STATEMENTS  | Monday, April 21, 2025

Pope Francis' legacy will be defined by a series of 'firsts'

Statement by Archbishop Thomas Wenski on the death of Pope Francis

By Communications Department - Archdiocese of Miami

Miami Shores, FL (April 21, 2025) – In Evangelii Gaudium ('Joy of the Gospel'), Pope Francis said: I prefer a Church which is bruised, hurting and dirty because it has been out on the streets, rather than a Church which is unhealthy from being confined and from clinging to its security.

Pope Francis saw the Church as a “field hospital” called to tend to the wounded on the battlefields of life, offering her medicine of mercy to all. The Church, Pope Francis insisted, is not only to teach but to act—to embrace those on the periphery and to bring the light of Christ to the darkest corners of society.

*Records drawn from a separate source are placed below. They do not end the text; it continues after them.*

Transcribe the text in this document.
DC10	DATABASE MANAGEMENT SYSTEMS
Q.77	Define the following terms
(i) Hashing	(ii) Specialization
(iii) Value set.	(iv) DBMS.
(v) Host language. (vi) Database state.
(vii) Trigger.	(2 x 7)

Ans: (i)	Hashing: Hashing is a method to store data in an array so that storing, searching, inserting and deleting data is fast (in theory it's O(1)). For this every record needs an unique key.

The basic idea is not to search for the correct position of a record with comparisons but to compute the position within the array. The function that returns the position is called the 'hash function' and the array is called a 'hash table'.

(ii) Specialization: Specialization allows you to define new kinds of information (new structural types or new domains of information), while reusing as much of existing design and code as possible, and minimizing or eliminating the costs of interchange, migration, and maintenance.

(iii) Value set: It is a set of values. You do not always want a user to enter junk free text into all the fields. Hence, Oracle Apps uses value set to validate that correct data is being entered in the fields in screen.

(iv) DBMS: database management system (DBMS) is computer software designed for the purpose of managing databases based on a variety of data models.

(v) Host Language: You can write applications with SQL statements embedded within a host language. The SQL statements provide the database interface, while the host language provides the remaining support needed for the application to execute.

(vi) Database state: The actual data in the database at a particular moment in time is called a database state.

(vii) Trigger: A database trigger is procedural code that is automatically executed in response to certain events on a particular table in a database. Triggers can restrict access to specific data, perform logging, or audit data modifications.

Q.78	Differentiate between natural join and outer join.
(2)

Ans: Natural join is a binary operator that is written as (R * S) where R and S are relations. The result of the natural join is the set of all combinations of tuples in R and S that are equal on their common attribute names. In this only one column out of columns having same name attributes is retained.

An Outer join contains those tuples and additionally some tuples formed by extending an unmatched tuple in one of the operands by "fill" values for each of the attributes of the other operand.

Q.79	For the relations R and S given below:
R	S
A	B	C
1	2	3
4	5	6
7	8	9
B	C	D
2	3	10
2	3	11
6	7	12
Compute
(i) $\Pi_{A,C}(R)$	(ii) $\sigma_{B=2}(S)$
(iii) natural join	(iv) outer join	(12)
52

Shortly after his election as Pope, his first visit outside of Rome was to the marooned African boat people washed ashore on the small Italian island of Lampedusa. He never tired of defending the displaced migrant nor embracing the marginalized or excluded, whether at a papal audience in St. Peter’s Square or in a prison.

His legacy will be defined by a series of “firsts”: the first Jesuit Pope, the first Pope from the Americas, the first Pope to address a joint session of the U.S. Congress, and the first Pope to appoint women to high positions in the Roman Curia previously held only by male prelates.

We live, he said, not in an era of change but in the change of an era. Because scandals had undermined people’s trust in society’s institutions, whether political, academic, economical or religious, he defied the institutional “norms” of the Papal court: he carried his valise, refused to be chauffeured in limousines, and eschewed symbols of pomp and circumstance, living not in the Apostolic Palace but in a room at the Vatican’s “hotel”. In this way, he inspired many to give the Church a second look. And perhaps he was more highly regarded by those outside the Church than by many within the Church.

Nevertheless, his Pontificate was in continuity with those of his predecessors. If Pope Benedict XVI was the “green Pope” as the media called him for installing solar panels on the roofs of the Vatican, Pope Francis could claim to be the “greener Pope’ for his landmark encyclical on creation care, Laudato Si. While studying as a young Jesuit in Germany, he became acquainted with a Bavarian Marian devotion represented by a Baroque painting depicting Mary as the Untier or Undoer of Knots. The concept of Mary untying knots is derived from a work by St. Irenaeus of Lyons, Adversus Haereses (Against Heresies). In Book III, Chapter 22, he presents a parallel between Eve and Mary, describing how "... the knot of Eve's disobedience was loosed by the obedience of Mary. For what the virgin Eve had bound fast through unbelief, thus did the Virgin Mary set free through faith." The then Father Bergoglio introduced this devotion to Argentina where it has spread in popularity throughout the Americas. 

Pope Francis understood the many knots that bind us in the world today because of our “throw away culture” (la cultura del descarte) and the “globalization of indifference.” 

A marble relief portrait over the gallery doors of the House Chamber in the U.S. Capitol depicts Moses. Referring to this iconic image when addressing the joint session, Pope Francis said: "The figure of Moses leads us directly to God and thus to the transcendent dignity of the human being. Moses provides us with a good synthesis of your work: you are asked to protect, by means of the law, the image and likeness fashioned by God on every human face." 

Pope Francis leaves this world as a “pilgrim of hope”. “May choirs of angels welcome you and lead you to the bosom of Abraham; and where Lazarus is poor no longer may you find eternal rest.” And may Mary, Mother of the Church and undoer of knots, set us free through faith.